When I was in the second grade, my family spent a Sunday afternoon at a huge city park in Manila. Imagine the national mall in Washington DC on a bright summer day. We were a fairly large group, including three or four families, cousins, with about two dozen children under age fifteen. Several grown-ups were present as well, both parents of each family, and a couple sets of grandparents. We were a noticeably loud bunch and a potential nightmare in the making. We arrived at the park in the early afternoon, staked out home base close to convenient facilities, ate a quick lunch, and let loose into the park. We played around national landmarks, talking loudly, being silly, taunting each other, stopping to read bronze markers, gawking at abstract sculptures, and watching people walk by. We were not aware of emergency procedures. The grown-ups in theory kept tabs of where everyone was. If we were told to stay together, I don’t recall. The park was huge and people were everywhere. As the evening lights slowly came on, the stage was being set for every parent’s nightmare of losing a child. That said, I soon noticed I was separated from the group.
It dawned on me all of a sudden. I had been previously involved in the goofing around, the loud talking, and the gawking. But as this one particular landmark caught my attention, a scale topographical model of the country complete with mountains, rivers, and volcanoes, I was fascinated. I quite enjoyed geography. I could identify countries on a map, and I had memorized many national capitals. When I noticed that no one was calling out my name or picking me up by the ear, I froze and my heart was filled with fear. I did not recognize any faces I saw, nor any voices I heard. Suddenly, I panicked. By now the sun had set and I didn’t know which way was home base. So, I started walking as fast as I could. I walked the entire park two or three times hoping to see a familiar face, hoping someone would recognize me. I soon realized I was getting nowhere fast. I found a police officer and shared my tale of woe. He took me to the station, then announced on the public address system that I had been separated from my family and where I might be found. Then we returned to the station for what felt like a long time.
Then my mom came walking around the corner with one of my brothers in tow. She hadn’t even heard the public announcement. But I had been found. Suddenly I was willing to admit it was my fault all along. Suddenly I was willing to admit any faults anyone wanted to blame me for. Nothing else mattered. I was home free. I don’t recall what mom said or did when she found me. At that point I didn’t care. I was whole again. I was found. I was home. I have since tried not to get lost ever again.
Getting lost might not qualify as a traumatic childhood experience. But we all know what it’s like to be comfortable, secure, and safe in the company of family and friends. And no matter how we experience separation, rejection, alienation, or loss, a reunion with a loved one or the experience of being found and restored to those we love, is so powerful as to wash away all feelings of fear, guilt, anger, animosity, or revenge. At the moment we are found, all we are ever able to think of is the tremendous joy of the moment and resolve to never ever let go again.

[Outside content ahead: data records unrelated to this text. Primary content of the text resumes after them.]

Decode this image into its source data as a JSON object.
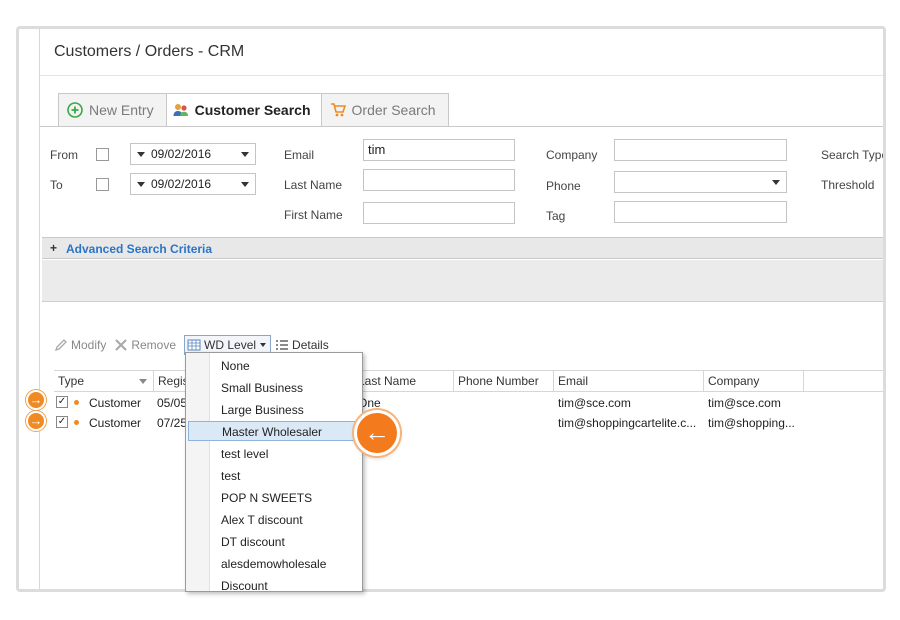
{
  "app": {
    "title": "Customers / Orders - CRM"
  },
  "tabs": [
    {
      "label": "New Entry",
      "icon": "plus-circle-icon"
    },
    {
      "label": "Customer Search",
      "icon": "users-icon"
    },
    {
      "label": "Order Search",
      "icon": "cart-icon"
    }
  ],
  "search": {
    "from_label": "From",
    "to_label": "To",
    "from_date": "09/02/2016",
    "to_date": "09/02/2016",
    "email_label": "Email",
    "email_value": "tim",
    "lastname_label": "Last Name",
    "lastname_value": "",
    "firstname_label": "First Name",
    "firstname_value": "",
    "company_label": "Company",
    "company_value": "",
    "phone_label": "Phone",
    "phone_value": "",
    "tag_label": "Tag",
    "tag_value": "",
    "search_type_label": "Search Type",
    "threshold_label": "Threshold"
  },
  "advanced": {
    "label": "Advanced Search Criteria",
    "expand": "+"
  },
  "toolbar": {
    "modify": "Modify",
    "remove": "Remove",
    "wd_level": "WD Level",
    "details": "Details"
  },
  "grid": {
    "columns": [
      "Type",
      "Regis",
      "Last Name",
      "Phone Number",
      "Email",
      "Company"
    ],
    "rows": [
      {
        "checked": "✓",
        "type": "Customer",
        "reg": "05/05",
        "last_name": "One",
        "phone": "",
        "email": "tim@sce.com",
        "company": "tim@sce.com"
      },
      {
        "checked": "✓",
        "type": "Customer",
        "reg": "07/25",
        "last_name": "",
        "phone": "",
        "email": "tim@shoppingcartelite.c...",
        "company": "tim@shopping..."
      }
    ]
  },
  "wd_dropdown": {
    "items": [
      "None",
      "Small Business",
      "Large Business",
      "Master Wholesaler",
      "test level",
      "test",
      "POP N SWEETS",
      "Alex T discount",
      "DT discount",
      "alesdemowholesale",
      "Discount"
    ],
    "selected": "Master Wholesaler"
  },
  "colors": {
    "accent_orange": "#f37b1d",
    "link_blue": "#2b74c7",
    "selection_bg": "#dbe9f7"
  }
}
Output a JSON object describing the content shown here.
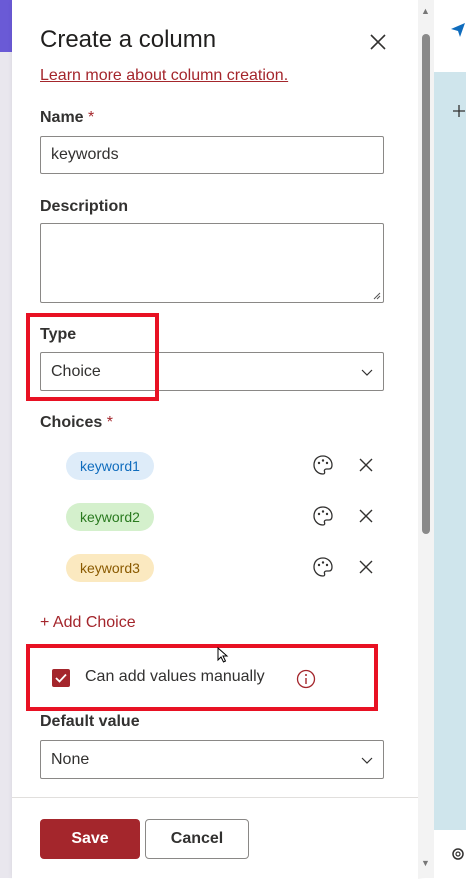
{
  "panel": {
    "title": "Create a column",
    "learn_link": "Learn more about column creation.",
    "name_label": "Name",
    "name_value": "keywords",
    "description_label": "Description",
    "description_value": "",
    "type_label": "Type",
    "type_value": "Choice",
    "choices_label": "Choices",
    "required_marker": "*",
    "choices": [
      {
        "label": "keyword1",
        "bg": "#deecf9",
        "fg": "#0f6cbd"
      },
      {
        "label": "keyword2",
        "bg": "#d4f0cc",
        "fg": "#2a7a1f"
      },
      {
        "label": "keyword3",
        "bg": "#fbe9c0",
        "fg": "#8a5a00"
      }
    ],
    "add_choice": "Add Choice",
    "add_choice_icon": "+",
    "manual_label": "Can add values manually",
    "manual_checked": true,
    "default_label": "Default value",
    "default_value": "None",
    "save": "Save",
    "cancel": "Cancel"
  },
  "colors": {
    "accent": "#a4262c",
    "highlight": "#e81123"
  }
}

Jesus teaches us that God is a Father who cares immensely about us. The book of Wisdom tells us that despite the ultimate insignificance of the entire universe and everything in it in the eyes of God, each of us is loved immensely by a gracious and merciful God, to the extent that God seeks restoration and reunion even with those who have voluntarily strayed and have gotten lost through their own rejection of him, by their own evil deeds and selfish choices. God seeks the welfare of his lost children, that they be restored to himself, that they once again know safety and security in his Fatherly embrace.
Today we hear how Jesus reached out to one such individual, one whom polite society regarded as beyond salvation, a tax collector, a public sinner, despised by his own people, regarded with contempt by those who employed him. And to the horror of many onlookers, Jesus called Zacchaeus by name, acknowledged his presence, and desired to share his company. Regardless of our state in life, our many past mistakes, and our countless evil deeds, God’s concern for us does not change. And in Jesus, God calls us by name, acknowledges our presence, and desires to share our company. God invites us to be found. God calls us to come home. How we respond to that invitation is a choice we make in freedom.
If we allow God to find us, if we allow God to welcome us home, we cannot help but be radically changed, and we will be transformed. But this transformation, this radical change, is not meant to take away our freedom. We are still technically free to reject God, free to walk away, free to get lost again. That is a choice we still possess. Jesus knew Zacchaeus’ response was genuine and sincere. The tax collector accepted God’s invitation to be found, and salvation was restored to his house. We, too, are invited to a change in our own attitudes, thinking, and behaviors, especially those that set us at odds with God’s goodness. It is the work of a lifetime; it rarely happens all at once. But God is constantly reaching out to us, to find us, and bring us home. It is Jesus’ stated mission – to seek and save what was lost. If you know what it is to love another you have an inkling what the loss of that love might be like. If you have known the experience of God’s love, you will know when you are lost. But even more importantly, do you want to be found?